Champagne in The Great Gatsby

by amantduvin

aout sept 2012 599

There was music from my neighbor’s house through the summer nights. In his blue gardens men and girls came and went like moths among the whisperings and the champagne and the stars. (Chapter 3)

Champagne flows throughout The Great Gatsby novel by F. Scott Fitzgerald.

Champagne continues to play a role in the latest film version by Baz Lurhmann, selected to open the Cannes Film Festival 2013, starring life size bottles of Moet & Chandon.

A pair of stage twins, who turned out to be the girls in yellow, did a baby act in costume, and champagne was served in glasses bigger than finger-bowls. (Chapter 3)

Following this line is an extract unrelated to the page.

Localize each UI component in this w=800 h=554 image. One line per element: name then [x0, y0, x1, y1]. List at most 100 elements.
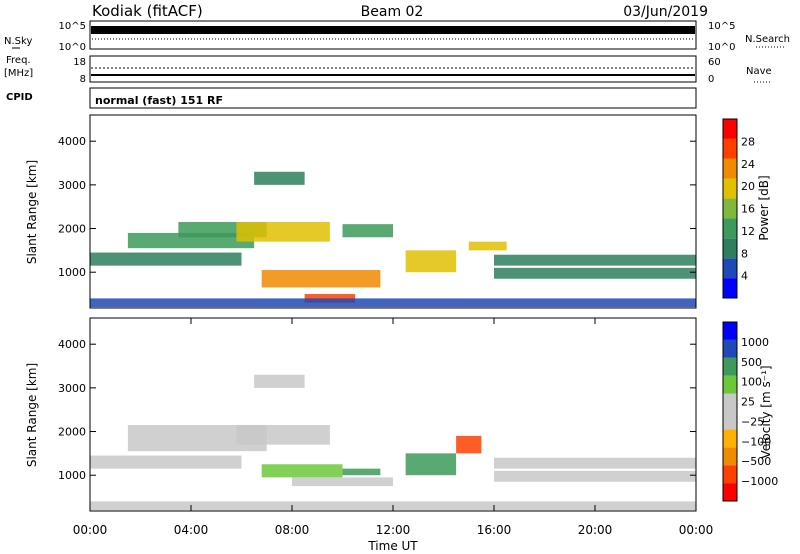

Set in the post-war and pre-depression summer of 1922, champagne is portrayed as defying prohibition before the appellation AOC Champagne was created.

The Great Show

There was dancing now on the canvas in the garden … By midnight the hilarity had increased. … I was enjoying myself now. I had taken two finger-bowls of champagne, and the scene had changed before my eyes into something significant, elemental, and profound. (Chapter 3)

Great Gatsby themed bars and parties and have been hosted around the world to coincide with the release of the film.

The large room was full of people. One of the girls in yellow was playing the piano, and beside her stood a tall, red-haired young lady from a famous chorus, engaged in song. She had drunk a quantity of champagne, and during the course of her song she had decided, ineptly, that everything was very, very sad — she was not only singing, she was weeping too. (Chapter 3)

The Great Growth

The title implies wealth, celebrity, magic, impression and deception. References to happy Champagne in Chapter 3 lose their sparkle towards the end of that chapter, and in Chapter 6 a flatter reference is released.

I remember the portrait of him up in Gatsby’s bedroom … It was indirectly due to Cody that Gatsby drank so little. Sometimes in the course of gay parties women used to rub champagne into his hair; for himself he formed the habit of letting liquor alone. (Chapter 6)

Playing a great role as a salacious drink during prohibition, symbolic references to illegality and imitation, social tensions and class rivalry, seduction and disillusion may appear to reflect the history of Champagne prior to the establishment of the CIVC the decade after The Great Gatsby first appeared.

He was profoundly affected by the fact that Tom was there. But he would be uneasy anyhow until he had given them something, realizing in a vague way that that was all they came for. Mr. Sloane wanted nothing. A lemonade? No, thanks. A little champagne? Nothing at all, thanks. . . . I’m sorry. (Chapter 6)

Baz Lurhman said ‘F. Scott Fitzgerald wrote some of the most poignant and beautiful passages of his extraordinary novel just a short distance away [from Cannes]”.

There were the same people, or at least the same sort of people, the same profusion of champagne, the same many-colored, many-keyed commotion, but I felt an unpleasantness in the air, a pervading harshness that hadn’t been there before. (Chapter 6)

On the red carpet again, The Great Gatsby may toast to a century of success with a coupe of legally celebrated Champagne, and with a pervading freshness that is there now, “among the whisperings … and the stars”.